The final question of Thursday night's Republican debate, on whether God is telling the candidates what they need to do first as president, was just bizarre and uncomfortable. Many, if not most Americans, are good with leaders who rely on a spiritual relationship with a higher power. Few, though, are enamored of a president who actually hears a deity say, "You need to lower taxes six points and reduce coal emissions."
Sen. Ted Cruz, Govs. John Kasich and Scott Walker handled the ridiculous query with grace, which is about all that could be hoped for.
In the closing statements, practically all candidates other than retired neurosurgeon Ben Carson seemed less comfortable than they had with questions. It was the low point of an evening that was pretty good.
Here are five GOP presidential candidates who had a memorable evening:
Donald Trump, of course, repeatedly. Whether he was defending his bankruptcies, calling people stupid, talking about how he buys politicians who then do his bidding, or defending his often liberal stances (many of which he says he has evolved past), he was 100 percent unabashed Donald.
Former Florida Gov. Jeb Bush, because he's a front-runner and did nothing to hurt himself. It was, in fact, probably his best day of the race to date. No gaffes, and came across as fairly human. Bush is never going to be a charmer a la Bill Clinton. He's selling steadiness, and he was steady Thursday night.
New Jersey Gov.
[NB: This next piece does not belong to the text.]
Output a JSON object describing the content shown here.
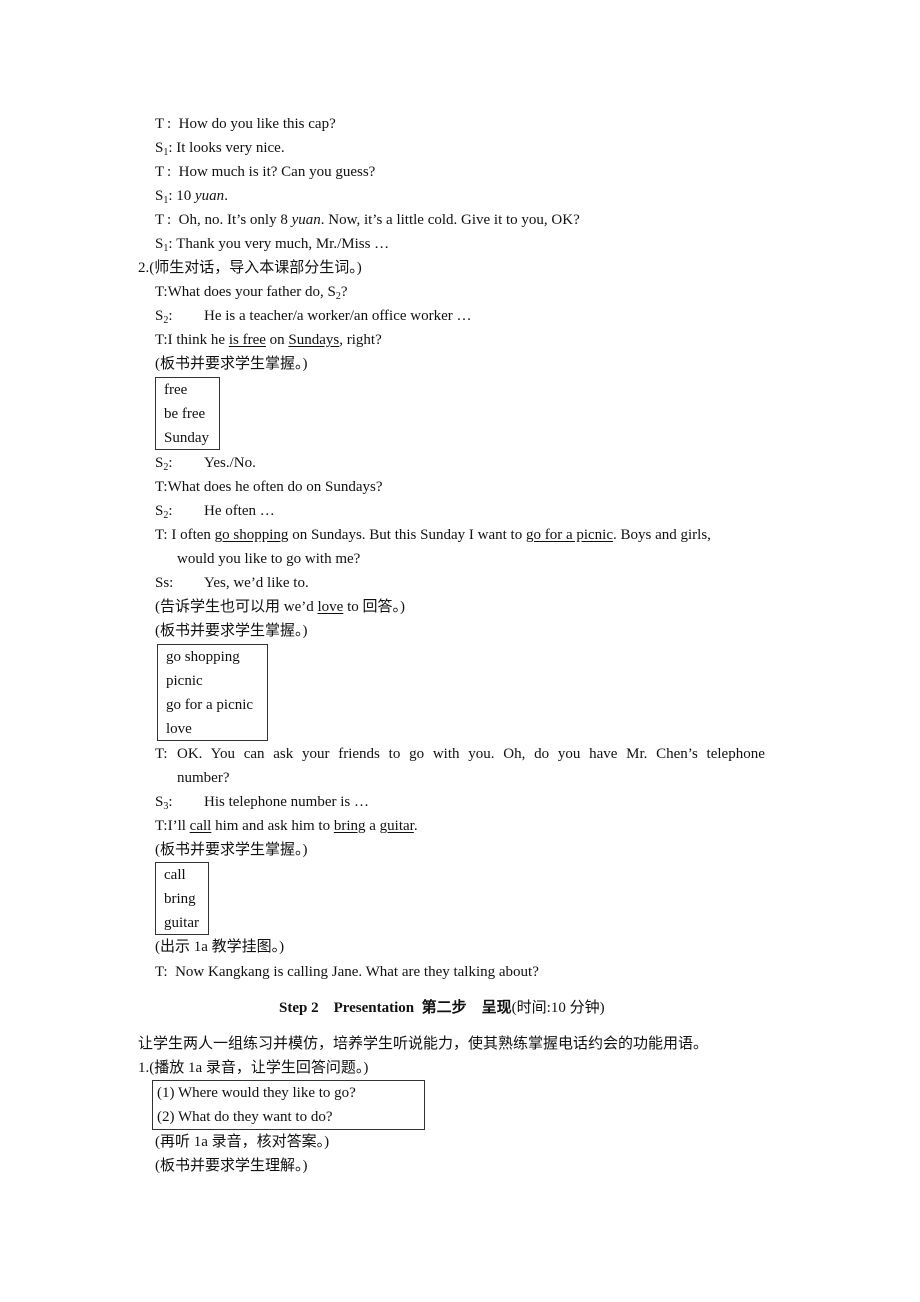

Chris Christie presented a reasoned, and mostly non-bullying tone, but was forceful and direct when talking about tough issues like Social Security funding. It was the Christie who many in the GOP were in love with at one time. But it was also the Christie who tends to over personalize issues, which voters did not love after his 2012 GOP convention speech.
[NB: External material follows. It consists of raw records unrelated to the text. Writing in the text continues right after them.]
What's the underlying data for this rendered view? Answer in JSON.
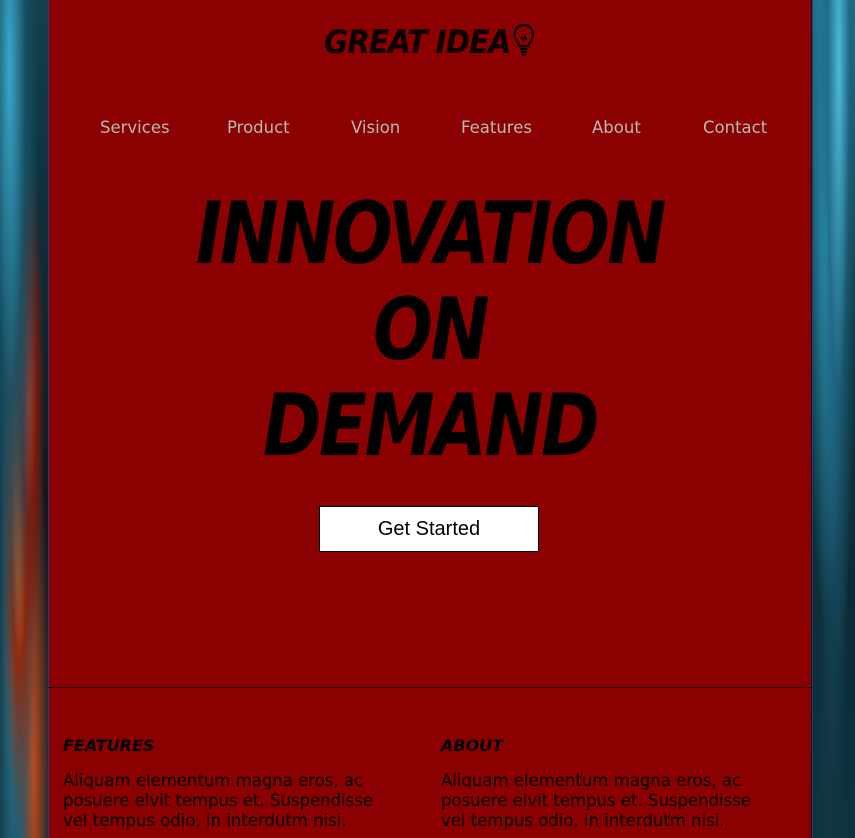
{
  "brand": {
    "logo_text": "GREAT IDEA"
  },
  "nav": {
    "items": [
      {
        "label": "Services"
      },
      {
        "label": "Product"
      },
      {
        "label": "Vision"
      },
      {
        "label": "Features"
      },
      {
        "label": "About"
      },
      {
        "label": "Contact"
      }
    ]
  },
  "hero": {
    "lines": [
      "INNOVATION",
      "ON",
      "DEMAND"
    ],
    "cta_label": "Get Started"
  },
  "sections": [
    {
      "heading": "FEATURES",
      "body": "Aliquam elementum magna eros, ac posuere elvit tempus et. Suspendisse vel tempus odio, in interdutm nisi."
    },
    {
      "heading": "ABOUT",
      "body": "Aliquam elementum magna eros, ac posuere elvit tempus et. Suspendisse vel tempus odio, in interdutm nisi."
    }
  ],
  "colors": {
    "page_background": "#8b0000",
    "nav_text": "#b8b8b8",
    "headline": "#000000",
    "button_background": "#ffffff"
  }
}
Ohio Gov. John Kasich, such an unknown in general, took advantage of a hometown crowd, a gentle tone and wide smile to make a good impression. It wasn't apocalyptic. I can'trecall particularly strong policy points, except for his tremendous resume, but he likely did himself some good in his first pass on the national stage.
Sen. Rand Paul of Kentucky has nuanced opinions that can be very tough to get across in a presidential debate setting. On Thursday night, he managed to explain his stances on the Patriot Act, cutting foreign aid (including to Israel) and why the federal government doesn't need to be involved in anyone's marriage. In one of the clearest ideology lines of the night, he said about foreign aid: "Do you borrow money from China to give to our enemies."But that doesn't mean the Republican Party will agree with him.
Hillary Clinton, the frontrunner for the Democratic presidential nod, did not get hit as hard as some predicted. Many of the candidates didn't spend too much energy attacking her, nor too much attacking each other. They mostly touted their own accomplishments and plans, which was refreshing.
There were no real gaffes, and it was not a terribly sound-bitey night for anyone other than Trump. But the real winner may have been Fox News, which put on an at-times contentious debate by asking tough questions. The network is often quite easy on Republicans in other settings.